Magnesium sulfate monohydrate is an inorganic chemical compound that is a hydrated salt. It is commonly found in food and is used for a number of purposes. For example, magnesium sulfate is a popular additive in detergents. Other common uses are as a coagulant in tofu and as a brewing salt.
In nature, magnesium sulfate is found as a crystalline mineral called kieserite. This mineral is greyish white, crystalline powder with about 22% sulphur.
Magnesium sulfate is an osmotic laxative agent at high doses. However, its laxative effect is temporary and transient. Normally, magnesium sulfate shows its effects only after acute exposures above the limit dose of 1,000 mg/kg/day.

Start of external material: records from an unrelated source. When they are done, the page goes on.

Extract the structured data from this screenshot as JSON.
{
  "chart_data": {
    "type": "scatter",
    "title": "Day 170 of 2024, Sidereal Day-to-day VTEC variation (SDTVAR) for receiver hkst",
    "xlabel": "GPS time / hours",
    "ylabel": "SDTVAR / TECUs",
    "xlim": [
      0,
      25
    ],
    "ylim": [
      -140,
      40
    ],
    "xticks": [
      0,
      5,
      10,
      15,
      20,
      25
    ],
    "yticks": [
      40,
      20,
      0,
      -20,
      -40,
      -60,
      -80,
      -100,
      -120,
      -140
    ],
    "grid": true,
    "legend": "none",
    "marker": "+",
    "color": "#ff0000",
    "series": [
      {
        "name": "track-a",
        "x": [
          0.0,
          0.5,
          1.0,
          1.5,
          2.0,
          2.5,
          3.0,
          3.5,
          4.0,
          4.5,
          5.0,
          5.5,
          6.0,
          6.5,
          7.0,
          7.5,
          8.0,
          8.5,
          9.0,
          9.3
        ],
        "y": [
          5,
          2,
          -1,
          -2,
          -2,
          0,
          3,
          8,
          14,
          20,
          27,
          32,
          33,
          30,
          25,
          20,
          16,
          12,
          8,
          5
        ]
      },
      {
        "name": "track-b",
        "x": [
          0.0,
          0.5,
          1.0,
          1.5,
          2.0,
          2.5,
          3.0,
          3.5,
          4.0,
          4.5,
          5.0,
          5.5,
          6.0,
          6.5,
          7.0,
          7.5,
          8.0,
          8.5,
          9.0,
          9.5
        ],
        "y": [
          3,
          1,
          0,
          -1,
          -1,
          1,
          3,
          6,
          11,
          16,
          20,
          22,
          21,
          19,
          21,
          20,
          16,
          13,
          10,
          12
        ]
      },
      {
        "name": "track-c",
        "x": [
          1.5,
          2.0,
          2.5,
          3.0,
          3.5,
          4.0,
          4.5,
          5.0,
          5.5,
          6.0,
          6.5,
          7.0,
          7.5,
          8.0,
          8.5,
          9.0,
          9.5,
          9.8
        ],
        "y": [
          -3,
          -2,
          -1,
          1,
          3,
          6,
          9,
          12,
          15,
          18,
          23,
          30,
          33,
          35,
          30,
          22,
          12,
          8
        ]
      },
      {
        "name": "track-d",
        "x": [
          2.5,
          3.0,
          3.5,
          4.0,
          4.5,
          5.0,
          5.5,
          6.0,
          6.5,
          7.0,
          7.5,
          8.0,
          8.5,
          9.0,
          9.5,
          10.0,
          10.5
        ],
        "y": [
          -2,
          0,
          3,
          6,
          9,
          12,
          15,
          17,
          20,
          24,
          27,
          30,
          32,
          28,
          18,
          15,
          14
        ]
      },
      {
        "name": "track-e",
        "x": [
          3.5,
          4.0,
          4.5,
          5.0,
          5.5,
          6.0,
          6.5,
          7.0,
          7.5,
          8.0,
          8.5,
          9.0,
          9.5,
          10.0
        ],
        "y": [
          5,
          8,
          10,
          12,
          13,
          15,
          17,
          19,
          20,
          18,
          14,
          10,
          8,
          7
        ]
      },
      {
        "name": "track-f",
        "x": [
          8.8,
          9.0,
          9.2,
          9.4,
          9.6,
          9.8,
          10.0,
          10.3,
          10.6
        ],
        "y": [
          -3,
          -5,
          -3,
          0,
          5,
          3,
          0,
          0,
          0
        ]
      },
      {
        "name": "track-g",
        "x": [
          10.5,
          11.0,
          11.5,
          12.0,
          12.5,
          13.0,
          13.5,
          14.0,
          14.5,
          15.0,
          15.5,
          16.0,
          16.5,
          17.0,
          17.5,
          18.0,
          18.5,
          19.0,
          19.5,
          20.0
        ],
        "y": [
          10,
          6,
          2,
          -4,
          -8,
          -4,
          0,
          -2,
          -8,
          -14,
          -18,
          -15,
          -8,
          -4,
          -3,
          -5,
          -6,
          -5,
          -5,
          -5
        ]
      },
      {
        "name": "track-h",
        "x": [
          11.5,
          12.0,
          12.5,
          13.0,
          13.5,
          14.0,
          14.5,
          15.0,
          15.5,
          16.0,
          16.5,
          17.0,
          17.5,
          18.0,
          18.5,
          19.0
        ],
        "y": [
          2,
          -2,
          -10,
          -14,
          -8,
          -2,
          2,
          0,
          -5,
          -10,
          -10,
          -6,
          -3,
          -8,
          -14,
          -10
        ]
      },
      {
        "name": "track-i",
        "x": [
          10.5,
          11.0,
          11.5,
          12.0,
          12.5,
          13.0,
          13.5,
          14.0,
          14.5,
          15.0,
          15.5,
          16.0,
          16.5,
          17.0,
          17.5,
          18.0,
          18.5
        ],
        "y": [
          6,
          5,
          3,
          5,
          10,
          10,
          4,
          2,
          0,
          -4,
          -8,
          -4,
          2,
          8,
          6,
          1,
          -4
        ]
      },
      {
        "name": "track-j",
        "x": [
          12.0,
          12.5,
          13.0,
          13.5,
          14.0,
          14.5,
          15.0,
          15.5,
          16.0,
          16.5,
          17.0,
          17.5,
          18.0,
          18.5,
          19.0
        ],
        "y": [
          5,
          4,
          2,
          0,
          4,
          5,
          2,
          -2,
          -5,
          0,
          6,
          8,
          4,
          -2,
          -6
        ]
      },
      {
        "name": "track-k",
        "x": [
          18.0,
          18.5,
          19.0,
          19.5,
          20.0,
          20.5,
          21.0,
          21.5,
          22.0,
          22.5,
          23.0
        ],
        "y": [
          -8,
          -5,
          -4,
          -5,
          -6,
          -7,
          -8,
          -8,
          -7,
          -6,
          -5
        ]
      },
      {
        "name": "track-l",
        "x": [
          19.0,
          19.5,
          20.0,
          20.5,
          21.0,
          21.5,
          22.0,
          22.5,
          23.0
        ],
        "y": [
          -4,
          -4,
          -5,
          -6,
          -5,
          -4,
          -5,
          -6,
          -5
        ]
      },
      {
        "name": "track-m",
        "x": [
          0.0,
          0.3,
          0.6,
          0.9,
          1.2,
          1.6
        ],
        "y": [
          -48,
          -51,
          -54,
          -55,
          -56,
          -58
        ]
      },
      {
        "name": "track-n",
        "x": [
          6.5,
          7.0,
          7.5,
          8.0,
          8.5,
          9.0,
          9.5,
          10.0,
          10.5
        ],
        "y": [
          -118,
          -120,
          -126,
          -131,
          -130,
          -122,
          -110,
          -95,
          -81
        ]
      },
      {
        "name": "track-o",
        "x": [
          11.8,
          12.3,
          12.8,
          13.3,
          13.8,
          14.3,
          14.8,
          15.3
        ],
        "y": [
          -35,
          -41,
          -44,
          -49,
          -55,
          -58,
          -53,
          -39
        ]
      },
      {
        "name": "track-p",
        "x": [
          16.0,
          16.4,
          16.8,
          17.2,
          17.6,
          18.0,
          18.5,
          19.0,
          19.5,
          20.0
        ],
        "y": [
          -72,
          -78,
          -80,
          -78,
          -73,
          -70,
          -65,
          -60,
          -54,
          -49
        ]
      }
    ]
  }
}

Despite its osmotic laxative properties, it has no known neurotoxic effects. Furthermore, it has shown low levels of acute toxicity in a rat study and no toxicological endpoints of concern. The only significant toxicity of magnesium sulfate in humans is dermal irritation.
In addition, magnesium sulfate has been investigated for its potential carcinogenicity. A 1-year inhalation cancer study in rats revealed no evidence of mutagenic or carcinogenic effects. These results, combined with the relative lack of data on its reproductive and developmental toxicity, led the EPA to consider its safety.
Another consideration is its use in non-pesticidal agricultural chemicals. Magnesium sulfate plays an important role in enhancing enzyme action. It also is useful in removing splinters from bones.
Finally, it is used in the preparation of certain cements. In particular, it is used to test aggregates for soundness.